Is the Virus Winning?
In a disturbing column in The New York Times, Nicholas Kristof declared, “The Virus Is Winning.” He concluded,
“There’s huge uncertainty, so we need great humility in looking ahead, but most epidemiologists anticipate a long, wrenching struggle against the virus.”
In the “long, wrenching struggle” with the corona virus, I’ll trust the scientists, doctors and nurses who are face to face with its demonic power rather than the incoherent ramblings of a pathetically narcissistic and consistency dishonest President who demonstrates a tragic lack of human compassion. But…
The Most Dangerous Virus
What if COVID-19 isn’t the most virulent virus we face?
- What if there is a more deadly virus that to one degree or another infects every one of us the way Paul described it in Romans 5:12-14?
- What if our long, wrenching struggle “is not against enemies of blood and flesh, but against…the cosmic powers of this present darkness, against the spiritual forces of evil”? (Ephesians 6:12)
- What if there is a demonic infection that lingers in the dark corners of our American soul and slithers through our history from one generation to the next?
- What if the most destructive virus we face is not COVID-19, but old-fashioned sin?
I mean sin as the persistent power that relentlessly attempts to defeat the loving, healing, life-giving purpose of God. It’s the insidious power of evil that becomes flesh in bigotry, xenophobia, misogyny, homophbia, economic injustice, violence, and political corruption. Today, I’m thinking specifically of the sin of “white privilege” or “supremacy” which Jim Wallis named as America’s Original Sin.
The virus migrated to our shores 400 years ago when 20 enslaved Africans were brought to Point Comfort in Virginia. The “long, wrenching struggle against the virus” divided the founders who wrote the Constitution, ripped apart the nation (and the Church) in the Civil War, and metastasized during Reconstruction as lynching.
The new Legacy Museum and Memorial for Peace and Justice in Montgomery, Alabama, bears powerful witness to the names of 4,400 African American men, women, and children who were hanged, burned alive, shot, drowned, and beaten to death by white mobs between 1877 and 1950, often with either the direct support or intentional blindness of officials who were charged with the protection of “liberty and justice for all.”
We made significant progress against the virus in the later half of the 20th Century, but it never went away.
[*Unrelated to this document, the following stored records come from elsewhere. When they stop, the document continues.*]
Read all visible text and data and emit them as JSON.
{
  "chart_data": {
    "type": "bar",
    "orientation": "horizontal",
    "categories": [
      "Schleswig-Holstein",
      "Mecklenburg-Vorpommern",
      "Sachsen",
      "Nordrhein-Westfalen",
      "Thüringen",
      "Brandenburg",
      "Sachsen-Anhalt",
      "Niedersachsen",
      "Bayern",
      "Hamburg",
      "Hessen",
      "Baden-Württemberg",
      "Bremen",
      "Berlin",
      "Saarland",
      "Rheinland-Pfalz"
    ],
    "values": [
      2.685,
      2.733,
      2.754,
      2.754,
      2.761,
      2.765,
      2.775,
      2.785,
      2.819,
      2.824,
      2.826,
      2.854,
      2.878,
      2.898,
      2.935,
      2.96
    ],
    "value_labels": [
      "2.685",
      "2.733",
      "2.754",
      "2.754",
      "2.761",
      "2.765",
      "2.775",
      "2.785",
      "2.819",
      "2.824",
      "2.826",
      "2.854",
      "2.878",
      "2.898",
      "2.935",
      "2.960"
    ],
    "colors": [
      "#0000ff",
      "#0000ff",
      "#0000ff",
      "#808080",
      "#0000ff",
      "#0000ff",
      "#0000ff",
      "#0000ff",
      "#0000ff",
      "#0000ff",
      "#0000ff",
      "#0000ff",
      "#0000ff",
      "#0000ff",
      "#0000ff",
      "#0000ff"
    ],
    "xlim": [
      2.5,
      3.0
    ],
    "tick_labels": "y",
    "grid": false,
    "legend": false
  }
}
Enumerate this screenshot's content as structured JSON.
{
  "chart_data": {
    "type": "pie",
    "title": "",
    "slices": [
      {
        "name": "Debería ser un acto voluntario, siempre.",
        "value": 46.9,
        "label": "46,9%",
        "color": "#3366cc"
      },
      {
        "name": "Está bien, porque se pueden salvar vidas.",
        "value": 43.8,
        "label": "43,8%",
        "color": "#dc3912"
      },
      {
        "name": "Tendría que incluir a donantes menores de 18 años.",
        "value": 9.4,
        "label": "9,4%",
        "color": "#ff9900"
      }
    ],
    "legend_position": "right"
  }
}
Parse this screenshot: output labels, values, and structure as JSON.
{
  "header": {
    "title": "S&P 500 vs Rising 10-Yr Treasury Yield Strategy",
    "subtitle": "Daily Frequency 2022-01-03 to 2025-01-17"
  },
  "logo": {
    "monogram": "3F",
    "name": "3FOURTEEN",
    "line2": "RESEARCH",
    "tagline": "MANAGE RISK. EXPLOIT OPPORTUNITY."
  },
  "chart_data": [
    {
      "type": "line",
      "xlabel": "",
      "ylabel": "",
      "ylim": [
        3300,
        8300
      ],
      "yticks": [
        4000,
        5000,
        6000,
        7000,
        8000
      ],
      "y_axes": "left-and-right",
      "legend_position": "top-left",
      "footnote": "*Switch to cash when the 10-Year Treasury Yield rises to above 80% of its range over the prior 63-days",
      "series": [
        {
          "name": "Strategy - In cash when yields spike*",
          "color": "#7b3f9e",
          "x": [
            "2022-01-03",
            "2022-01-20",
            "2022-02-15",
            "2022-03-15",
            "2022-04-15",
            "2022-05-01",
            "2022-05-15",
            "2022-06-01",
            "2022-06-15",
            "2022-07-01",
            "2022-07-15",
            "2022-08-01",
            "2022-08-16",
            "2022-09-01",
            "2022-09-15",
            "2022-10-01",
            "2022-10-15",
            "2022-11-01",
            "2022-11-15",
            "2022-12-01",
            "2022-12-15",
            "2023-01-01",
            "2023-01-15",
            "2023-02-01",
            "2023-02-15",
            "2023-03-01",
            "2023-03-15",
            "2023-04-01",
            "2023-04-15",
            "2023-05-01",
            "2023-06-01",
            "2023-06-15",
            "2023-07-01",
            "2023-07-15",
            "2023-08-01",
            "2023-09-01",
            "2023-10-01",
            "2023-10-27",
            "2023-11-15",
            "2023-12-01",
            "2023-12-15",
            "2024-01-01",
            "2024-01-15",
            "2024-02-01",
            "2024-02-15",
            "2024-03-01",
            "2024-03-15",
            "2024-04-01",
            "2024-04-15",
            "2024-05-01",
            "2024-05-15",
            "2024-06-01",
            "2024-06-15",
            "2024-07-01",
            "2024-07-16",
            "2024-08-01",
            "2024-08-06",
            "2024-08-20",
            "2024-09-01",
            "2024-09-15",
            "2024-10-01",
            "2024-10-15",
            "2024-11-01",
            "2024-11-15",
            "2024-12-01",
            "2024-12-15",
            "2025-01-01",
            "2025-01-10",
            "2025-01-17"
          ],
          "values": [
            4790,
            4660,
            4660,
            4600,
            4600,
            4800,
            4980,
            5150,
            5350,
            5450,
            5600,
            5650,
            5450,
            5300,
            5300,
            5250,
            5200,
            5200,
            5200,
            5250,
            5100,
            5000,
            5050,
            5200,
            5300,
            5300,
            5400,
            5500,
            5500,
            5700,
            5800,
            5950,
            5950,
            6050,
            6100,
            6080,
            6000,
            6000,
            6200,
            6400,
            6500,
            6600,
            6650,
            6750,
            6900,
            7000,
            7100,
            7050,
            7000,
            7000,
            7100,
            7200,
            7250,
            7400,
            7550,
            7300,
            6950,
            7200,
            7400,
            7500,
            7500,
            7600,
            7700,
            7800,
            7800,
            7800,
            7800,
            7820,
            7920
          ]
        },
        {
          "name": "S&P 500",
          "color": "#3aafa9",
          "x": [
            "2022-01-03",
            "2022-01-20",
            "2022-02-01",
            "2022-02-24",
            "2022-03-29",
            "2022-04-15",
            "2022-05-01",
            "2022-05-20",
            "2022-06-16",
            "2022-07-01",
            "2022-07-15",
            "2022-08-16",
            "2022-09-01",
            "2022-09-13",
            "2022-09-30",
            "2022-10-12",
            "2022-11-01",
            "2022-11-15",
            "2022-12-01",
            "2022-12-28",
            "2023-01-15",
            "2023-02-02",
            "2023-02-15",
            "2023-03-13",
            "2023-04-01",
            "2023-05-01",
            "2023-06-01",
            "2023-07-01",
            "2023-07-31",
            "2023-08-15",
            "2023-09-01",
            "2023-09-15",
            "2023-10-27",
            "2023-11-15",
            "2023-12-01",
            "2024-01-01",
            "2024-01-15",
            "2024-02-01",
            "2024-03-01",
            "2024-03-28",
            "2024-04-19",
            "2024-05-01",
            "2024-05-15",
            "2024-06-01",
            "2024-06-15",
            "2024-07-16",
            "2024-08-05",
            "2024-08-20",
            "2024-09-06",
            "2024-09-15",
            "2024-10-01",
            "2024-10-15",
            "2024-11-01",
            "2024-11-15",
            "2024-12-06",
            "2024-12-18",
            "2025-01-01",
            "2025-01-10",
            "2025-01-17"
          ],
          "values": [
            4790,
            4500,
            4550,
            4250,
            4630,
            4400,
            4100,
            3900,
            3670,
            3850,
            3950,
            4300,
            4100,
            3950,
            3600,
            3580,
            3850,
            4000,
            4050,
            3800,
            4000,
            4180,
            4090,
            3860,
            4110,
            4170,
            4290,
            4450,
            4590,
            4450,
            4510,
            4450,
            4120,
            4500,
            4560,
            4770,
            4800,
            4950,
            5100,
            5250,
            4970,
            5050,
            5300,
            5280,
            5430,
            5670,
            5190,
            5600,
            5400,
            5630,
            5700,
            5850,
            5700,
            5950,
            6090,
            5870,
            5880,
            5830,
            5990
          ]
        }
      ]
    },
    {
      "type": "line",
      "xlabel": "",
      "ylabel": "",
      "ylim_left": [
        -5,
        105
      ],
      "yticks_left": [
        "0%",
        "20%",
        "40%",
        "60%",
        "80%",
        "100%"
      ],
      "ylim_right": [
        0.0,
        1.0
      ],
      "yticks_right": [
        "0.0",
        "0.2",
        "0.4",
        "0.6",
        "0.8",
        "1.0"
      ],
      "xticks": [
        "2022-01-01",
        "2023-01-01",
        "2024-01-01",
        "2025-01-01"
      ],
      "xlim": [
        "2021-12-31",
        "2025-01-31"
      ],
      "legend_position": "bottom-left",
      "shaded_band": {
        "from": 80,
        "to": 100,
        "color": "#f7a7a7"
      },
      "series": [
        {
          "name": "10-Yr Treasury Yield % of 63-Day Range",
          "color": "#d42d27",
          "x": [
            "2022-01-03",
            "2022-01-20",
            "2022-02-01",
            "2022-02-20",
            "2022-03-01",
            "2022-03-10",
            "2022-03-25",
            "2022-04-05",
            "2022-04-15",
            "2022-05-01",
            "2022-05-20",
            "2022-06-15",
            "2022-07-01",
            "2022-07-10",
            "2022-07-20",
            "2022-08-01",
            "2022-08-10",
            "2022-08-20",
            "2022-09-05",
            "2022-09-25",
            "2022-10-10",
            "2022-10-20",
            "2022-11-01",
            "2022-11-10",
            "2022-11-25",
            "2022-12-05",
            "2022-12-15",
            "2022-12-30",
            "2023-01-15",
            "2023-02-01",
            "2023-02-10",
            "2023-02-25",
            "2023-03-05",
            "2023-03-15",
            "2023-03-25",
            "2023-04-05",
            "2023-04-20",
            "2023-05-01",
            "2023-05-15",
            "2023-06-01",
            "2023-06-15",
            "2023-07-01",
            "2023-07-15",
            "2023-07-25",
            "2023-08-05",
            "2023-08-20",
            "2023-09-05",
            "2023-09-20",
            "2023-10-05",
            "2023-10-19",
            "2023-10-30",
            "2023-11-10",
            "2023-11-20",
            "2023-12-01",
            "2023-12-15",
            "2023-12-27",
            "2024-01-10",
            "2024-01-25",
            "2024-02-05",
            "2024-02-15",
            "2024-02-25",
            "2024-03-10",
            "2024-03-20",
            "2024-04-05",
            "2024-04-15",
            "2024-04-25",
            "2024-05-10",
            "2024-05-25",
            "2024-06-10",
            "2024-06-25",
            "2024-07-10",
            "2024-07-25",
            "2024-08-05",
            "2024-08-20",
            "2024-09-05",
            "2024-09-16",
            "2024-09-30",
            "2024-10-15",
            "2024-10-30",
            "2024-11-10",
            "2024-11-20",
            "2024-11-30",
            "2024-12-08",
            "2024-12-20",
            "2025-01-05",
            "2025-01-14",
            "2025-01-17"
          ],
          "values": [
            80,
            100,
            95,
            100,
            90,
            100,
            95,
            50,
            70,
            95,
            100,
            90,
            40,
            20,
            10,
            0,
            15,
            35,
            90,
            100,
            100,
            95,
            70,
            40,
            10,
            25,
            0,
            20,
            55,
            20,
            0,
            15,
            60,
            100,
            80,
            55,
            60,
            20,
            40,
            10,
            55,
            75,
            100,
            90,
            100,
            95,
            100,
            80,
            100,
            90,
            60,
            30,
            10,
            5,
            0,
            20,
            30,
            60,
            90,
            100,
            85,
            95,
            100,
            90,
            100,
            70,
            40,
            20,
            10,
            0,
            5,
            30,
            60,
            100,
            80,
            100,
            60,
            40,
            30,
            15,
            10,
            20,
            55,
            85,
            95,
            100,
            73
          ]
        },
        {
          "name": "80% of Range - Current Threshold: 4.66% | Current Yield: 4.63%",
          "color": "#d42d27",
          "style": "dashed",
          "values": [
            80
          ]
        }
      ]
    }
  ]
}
And now, it has reemerged most virulently under Nazi and Confederate flags.
The Virus Strikes Again
Ahmaud Arbery is the latest name to add to the long history of racial violence in our nation. And once again, authorities in Brunswick, Georgia, closed their eyes to a modern lynching until reaction to a video forced them to respond.
As a former runner (now a walker), I’ve been frightened by barking dogs, but I’ve never been afraid of being shot because I’m white. My “privilege” is not only the opportunities I’ve been given as a white male, but about the obstacles I have not had to overcome and the fears I have not been forced to face.
I’ve also been wondering how Gregory and Travis McMichael were infected with the virus that made them assume that a young back man was a criminal and that they were justified in chasing and shooting him. I wonder how, living in what Georgia novelist Flannery O’Connor called “the Christ-haunted South,” they missed out on the gift of God’s grace that could have saved them and thereby saved Ahmaud Arbery.
The Virus Will Not Win!
Ultimately, the sin of racism is not only a legal matter but a theological one. African American theologian, James H. Cone, eloquently described “the long, wrenching struggle” in The Cross and the Lynching Tree.
“Christ was lynched by a legalized mob, and coming out of that stupendous event was a divine force and truth which will cure the lynching evil and settle all problems of evil in the world. ” (P. 63)
Here’s the way Paul declared the gospel antidote to the virus.
Just as through one human being sin came into the world, and death came through sin, so death has come to everyone..But the free gift of Christ isn’t like Adam’s failure. If many people died through what one person did wrong, God’s grace is multiplied even more for many people with the gift—of the one person Jesus Christ—that comes through grace. (Romans 5:12-17)
Therefore, do not let sin exercise dominion in your mortal bodies, to make you obey their passions. No longer present your members to sin as instruments of wickedness, but…present your members to God as instruments of righteousness. (Romans 6:12-13)
Because of the resurrection, we know that Kristof got it wrong. Ultimately, the virus will not win. There is no “huge uncertainty” that in the end, Christ will reconcile all things. One day, as Dr. King promised, “the moral arc in the universe” will “bend toward justice.” But in the meantime, the question is whether we will participate in the bending.